More complex multidimensional data has proven to be efficiently encoded in the cloud using Zarr. Zarr is also in the final voting for endorsement as an OGC Community Standard. OGC’s most recently completed Testbed evaluated the suitability of Zarr for handling geospatial data cubes in the OGC Testbed 17: COG/Zarr Evaluation Engineering Report and Zarr did just fine… as did COG.
Feature (vector) data is already handled on the cloud in all types of databases that rely upon OGC Simple Features, OGC’s most widely-implemented Standard, to encode the geometry. But is this management really cloud-native, particularly with respect to streaming the data to users? Other encodings are being considered. GeoParquet is currently being incubated in OGC as a prospective cloud-native vector format. Other formats, such as FlatGeobuf are also being considered as potential Community Standards, to join existing Standards such as Indexed 3D Scene Layers and 3D Tiles, both of which offer cloud-natve capabilities, particularly with delivery of data.
Putting it together in the real world
You have read this far and see a whole bunch of references to individual Standards and specifications that address specific parts of the cloud-native geospatial ecosystem. Putting it all together requires practical application of these technologies, Standards, and specs in concert. Operation of the cloud ecosystem requires coordination of many disciplines and sometimes new architecture designs relative to our past use of monolithic systems (such as microservices and highly-composable systems). This is where the other half of the OGC is so critical. The OGC Innovation Program operates numerous initiatives each year to experiment with or pilot the capabilities listed above against real-world scenarios and deliver documentation and examples that can be re-used for many use cases.

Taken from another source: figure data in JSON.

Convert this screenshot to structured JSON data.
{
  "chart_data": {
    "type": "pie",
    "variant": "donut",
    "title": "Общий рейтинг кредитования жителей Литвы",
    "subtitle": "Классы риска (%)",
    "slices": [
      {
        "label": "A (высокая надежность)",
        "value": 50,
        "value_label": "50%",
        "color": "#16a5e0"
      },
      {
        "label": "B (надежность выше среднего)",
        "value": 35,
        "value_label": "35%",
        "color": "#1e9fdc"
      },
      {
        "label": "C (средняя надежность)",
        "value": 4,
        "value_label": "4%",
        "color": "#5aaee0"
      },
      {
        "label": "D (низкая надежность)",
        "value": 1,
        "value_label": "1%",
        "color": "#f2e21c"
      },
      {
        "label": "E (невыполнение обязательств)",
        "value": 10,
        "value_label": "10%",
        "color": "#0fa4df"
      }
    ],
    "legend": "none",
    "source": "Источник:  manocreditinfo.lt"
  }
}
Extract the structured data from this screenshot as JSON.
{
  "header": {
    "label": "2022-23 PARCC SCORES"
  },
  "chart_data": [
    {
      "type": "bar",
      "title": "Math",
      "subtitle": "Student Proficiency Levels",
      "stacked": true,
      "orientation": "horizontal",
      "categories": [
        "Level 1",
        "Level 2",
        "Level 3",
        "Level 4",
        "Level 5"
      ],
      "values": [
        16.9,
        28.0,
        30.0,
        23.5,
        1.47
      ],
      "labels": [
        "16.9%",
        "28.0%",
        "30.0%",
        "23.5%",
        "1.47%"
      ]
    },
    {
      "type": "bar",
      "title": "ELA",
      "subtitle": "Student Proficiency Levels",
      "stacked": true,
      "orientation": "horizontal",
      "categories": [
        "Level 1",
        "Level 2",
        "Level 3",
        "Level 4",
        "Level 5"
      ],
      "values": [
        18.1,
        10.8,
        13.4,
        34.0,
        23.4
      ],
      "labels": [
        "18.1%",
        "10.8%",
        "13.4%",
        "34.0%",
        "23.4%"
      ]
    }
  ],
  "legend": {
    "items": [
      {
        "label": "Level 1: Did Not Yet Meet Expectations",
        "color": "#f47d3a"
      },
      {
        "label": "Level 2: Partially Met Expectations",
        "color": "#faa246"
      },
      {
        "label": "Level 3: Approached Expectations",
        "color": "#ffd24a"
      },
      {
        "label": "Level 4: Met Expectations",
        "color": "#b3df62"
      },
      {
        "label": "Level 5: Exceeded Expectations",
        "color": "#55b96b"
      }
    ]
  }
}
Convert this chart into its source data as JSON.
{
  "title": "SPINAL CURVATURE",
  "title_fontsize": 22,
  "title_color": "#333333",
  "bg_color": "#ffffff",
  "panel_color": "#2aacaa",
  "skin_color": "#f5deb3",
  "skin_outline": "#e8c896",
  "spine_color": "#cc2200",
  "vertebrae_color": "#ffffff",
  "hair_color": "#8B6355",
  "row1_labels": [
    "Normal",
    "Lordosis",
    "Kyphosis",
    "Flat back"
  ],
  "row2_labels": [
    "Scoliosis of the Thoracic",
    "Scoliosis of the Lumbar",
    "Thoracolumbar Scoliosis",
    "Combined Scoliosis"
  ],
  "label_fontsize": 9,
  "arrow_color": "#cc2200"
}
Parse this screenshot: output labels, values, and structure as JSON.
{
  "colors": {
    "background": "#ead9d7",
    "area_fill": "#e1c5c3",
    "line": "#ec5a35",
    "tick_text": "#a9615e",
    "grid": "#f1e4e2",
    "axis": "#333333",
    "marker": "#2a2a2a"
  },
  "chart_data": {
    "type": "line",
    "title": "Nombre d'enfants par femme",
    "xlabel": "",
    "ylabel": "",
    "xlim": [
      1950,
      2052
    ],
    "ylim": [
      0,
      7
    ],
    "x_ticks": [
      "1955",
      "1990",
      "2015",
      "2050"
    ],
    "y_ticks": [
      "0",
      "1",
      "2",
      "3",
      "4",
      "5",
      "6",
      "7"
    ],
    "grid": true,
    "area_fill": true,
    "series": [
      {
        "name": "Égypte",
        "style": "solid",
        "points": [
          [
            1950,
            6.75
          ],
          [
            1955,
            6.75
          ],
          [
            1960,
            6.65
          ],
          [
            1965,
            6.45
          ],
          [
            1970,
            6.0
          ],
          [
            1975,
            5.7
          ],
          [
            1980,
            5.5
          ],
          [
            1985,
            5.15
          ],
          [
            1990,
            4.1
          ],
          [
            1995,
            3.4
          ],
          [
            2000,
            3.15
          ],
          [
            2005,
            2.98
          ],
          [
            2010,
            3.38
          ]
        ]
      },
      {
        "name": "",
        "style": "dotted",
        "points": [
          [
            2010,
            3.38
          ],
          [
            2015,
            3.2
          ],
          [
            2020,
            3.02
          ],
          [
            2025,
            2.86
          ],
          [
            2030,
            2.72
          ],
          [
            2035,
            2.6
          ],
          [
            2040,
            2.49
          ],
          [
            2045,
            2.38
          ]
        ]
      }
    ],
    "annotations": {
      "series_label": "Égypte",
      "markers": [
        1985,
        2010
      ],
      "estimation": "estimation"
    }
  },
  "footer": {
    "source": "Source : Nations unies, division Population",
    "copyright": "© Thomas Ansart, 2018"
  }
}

A search of “cloud” in the Engineering Report repository returns reference to 20 documents, each highlighting practical application of the capabilities highlighted above and more. These documents can be put in the context of the cloud-native ecosystem as illustrated below.
As you can see, the Innovation Program initiatives have touched upon many aspects of the cloud ecosystem, even if only peripherally related to location technology. These Engineering Reports reference even more work of relevance and identify specific practices that are portable across many use cases. I also recommend the recent OGC Best Practice for Earth Observation Application Package, which details packaging and deployment of Earth Observation Exploitation Platforms, generally to a cloud environment.
Development and Maturation
In summary, I’ve touched upon a lot of Standards and resources and there are many more in the OGC and through our partner organizations. Each, literally EACH, of these efforts requires considerable investment in time and resources. The dedication of OGC Members to advance this work is becoming increasingly represented in the cloud ecosystem. The fact that so many major cloud service providers (e.g., AWS, Google, Microsoft, Oracle) are OGC Members highlights the relevance of OGC’s efforts in this domain.
The Standards are being matured and we have expert guidance on deployment and management of the capabilities. Expect to see dedicated developer and implementer resources from the OGC to foster consistent use of geospatial content in cloud ecosystems. We will continue to research best practices, publish guidance, and identify capabilities offered by our members to sustain the entire location industry.